Harry Byrd's Virginia

Brass Tacks

Exactly four men served Virginia in the United States Senate from 1920 until Harry Flood Byrd retired last week. That fact measures the continuity and power of the Virginia political organization most recently known as the Byrd Machine. But now the Machine is no longer Byrd's. In the last few years of the Senator's tenure, it has moved away from the ideological rigidity that has been its trademark for 70 years.

The Virginia Democratic Machine, since the 1890's, has unswervingly stood for white supremacy, a restricted suffrage, balanced budgets, and regressive taxation. Ever since the Constitution of 1901-1902 barred more than half the electorate from the polls, the Machine has had little trouble winning most Virginia elections. Its gentleman-politicians have governed honestly, efficiently, and as little as possible. Virginia's per capita expenditures on education, for example, have consistently ranked slightly above Mississippi's.

Harry Byrd's uncle, Congressman Hal Flood, was one of the Machine's leaders till his death in 1921, and Byrd's father was speaker of the House of Delegates. But Byrd's own cleverness won him the governorship in 1925 at age 38, extraordinarily young for Virginia. With intelligence and attention to detail, he soon gained control of the already thirty-year-old Machine.

Byrd's record as Governor is typical of Machine rule. He balanced the budget, turned a state deficit into a surplus, and levied higher taxes on persons with low incomes. He cut spending by reorganizing the state government. He had the legislature pass an anti-lynching law and sponsored a large road-building program (Byrd likes to drive: the automobile is apparently the only twentieth-century innovation he accepts).

Byrd has dominated Virginia politics through networks of county officials entirely subservient to the Democratic organization. Men who disagreed with the Senator on any issue were simply denied public office for the rest of their lives. Dissenting candidates simply cannot win elections with the small, well-to-do electorate and incredibly low voter turnout. Few Virginia Governors have received the votes of as much as 10 per cent of the state's adult population in the decisive Democratic primary.

So Harry Byrd controlled Virginia politics from 1925 through the 1960's as much as any one man has ever controlled the political life of any one state. But lately, the Senator has been too sick and too tired to give the Machine the kind of close attention it demands. When Governor J. Lindsay Almond abandoned Massive Resistance (to integration) in 1959, he was committing apostasy. The Machine was forced, against its will, to compromise on white supremacy.

Curiously, the Governor-elect Mills Godwin has abandoned white supremacy altogether, and has even hinted that he might step-up spending for things like education and public services. Godwin's sharp turn away from the seventy-year-old Machine ideology is the most concrete sign of the end of Byrd's leadership.

It is also a sign that the political situation in Virginia is finally changing. Voter turnout is increasing, and not only because of recent increases in the number of Negro voters. Virginia's population is growing rapidly in suburban areas around. Washington and the Norfolk-Newport News areas; new voters in these areas do not care for the Machine's country courthouse politicians.

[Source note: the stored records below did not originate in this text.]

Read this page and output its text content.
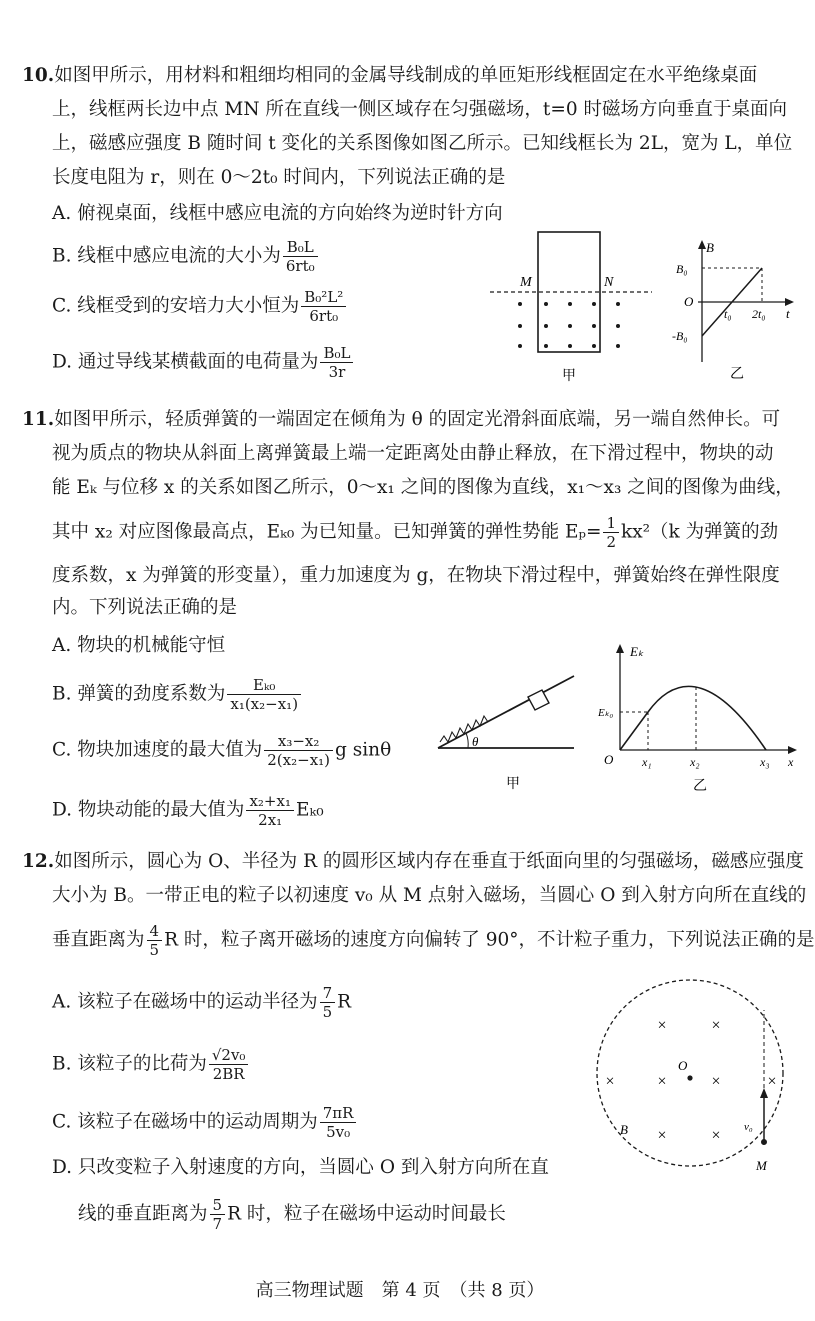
10.如图甲所示，用材料和粗细均相同的金属导线制成的单匝矩形线框固定在水平绝缘桌面
上，线框两长边中点 MN 所在直线一侧区域存在匀强磁场，t=0 时磁场方向垂直于桌面向
上，磁感应强度 B 随时间 t 变化的关系图像如图乙所示。已知线框长为 2L，宽为 L，单位
长度电阻为 r，则在 0～2t₀ 时间内，下列说法正确的是
A. 俯视桌面，线框中感应电流的方向始终为逆时针方向
B. 线框中感应电流的大小为 $\frac{\text{B₀L}}{\text{6rt₀}}$
C. 线框受到的安培力大小恒为 $\frac{\text{B₀²L²}}{\text{6rt₀}}$
D. 通过导线某横截面的电荷量为 $\frac{\text{B₀L}}{3r}$
M	N
甲
B
B₀
O
t₀ 2t₀ t
-B₀
乙
11.如图甲所示，轻质弹簧的一端固定在倾角为 θ 的固定光滑斜面底端，另一端自然伸长。可
视为质点的物块从斜面上离弹簧最上端一定距离处由静止释放，在下滑过程中，物块的动
能 Eₖ 与位移 x 的关系如图乙所示，0～x₁ 之间的图像为直线，x₁～x₃ 之间的图像为曲线，
其中 x₂ 对应图像最高点，Eₖ₀ 为已知量。已知弹簧的弹性势能 $E_p= \frac{1}{2} kx^2(k$ 为弹簧的劲
度系数，x 为弹簧的形变量），重力加速度为 g，在物块下滑过程中，弹簧始终在弹性限度
内。下列说法正确的是
A. 物块的机械能守恒
B. 弹簧的劲度系数为 $\frac{\text{Eₖ₀}}{\text{x₁(x₂−x₁)}}$
C. 物块加速度的最大值为 $\frac{\text{x₃−x₂}}{\text{2(x₂−x₁)}}$ g sinθ
D. 物块动能的最大值为 $\frac{\text{x₂+x₁}}{\text{2x₁}} E_{k0}$
θ
甲
Eₖ
Eₖ₀
O x₁	x₂	x₃ x
乙
12.如图所示，圆心为 O、半径为 R 的圆形区域内存在垂直于纸面向里的匀强磁场，磁感应强度
大小为 B。一带正电的粒子以初速度 v₀ 从 M 点射入磁场，当圆心 O 到入射方向所在直线的
垂直距离为 $\frac{4}{5}$ R 时，粒子离开磁场的速度方向偏转了 90°，不计粒子重力，下列说法正确的是
A. 该粒子在磁场中的运动半径为 $\frac{7}{5}$ R
B. 该粒子的比荷为 $\frac{\text{√2v₀}}{2BR}$
C. 该粒子在磁场中的运动周期为 $\frac{7\pi R}{\text{5v₀}}$
D. 只改变粒子入射速度的方向，当圆心 O 到入射方向所在直
线的垂直距离为 $\frac{5}{7}$ R 时，粒子在磁场中运动时间最长
×	×
×	×	×	×
×	×
O
B	v₀
M
高三物理试题　第 4 页　（共 8 页）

The Godwin campaign suggests that the Machine is adapting to new conditions. Godwin lost votes to a third party Conservative in the Southside, the heart of rural segregationist sentiment in Virginia. He gained a huge percentage of votes from urban Negroes, most of whom had voted Republican before Goldwater. He ran fairly well in the city and suburban areas in general, where the Machine has always been weak.

Machine candidates cannot count on beating either Democratic dissenters or Republican opponents without taking novel, perhaps even liberal stands on issues. That means that Harry Byrd, Jr., appointed to the Senate by outgoing Governor Harrison (who announced Byrd's resignation with tears in his eyes), will probably face a tough fight to retain his father's seat. Byrd, a veteran of the State Senate, is considered a political lightweight and will not be a particularly attractive candidate.

Virginia may see other political contests in the near future. Senator A. Willis Robertson is 78; Governor-elect Godwin is probably eager to win a Senate seat and currently, all-Democrats from the Byrds to the AFL-CIO are happy with him. The Republicans, if they can recapture the Negro vote, may even be able to win statewide election. There is every possibility, then, that Virginia may send more men to the U.S. Senate in the next five years than it has in the last forty-five.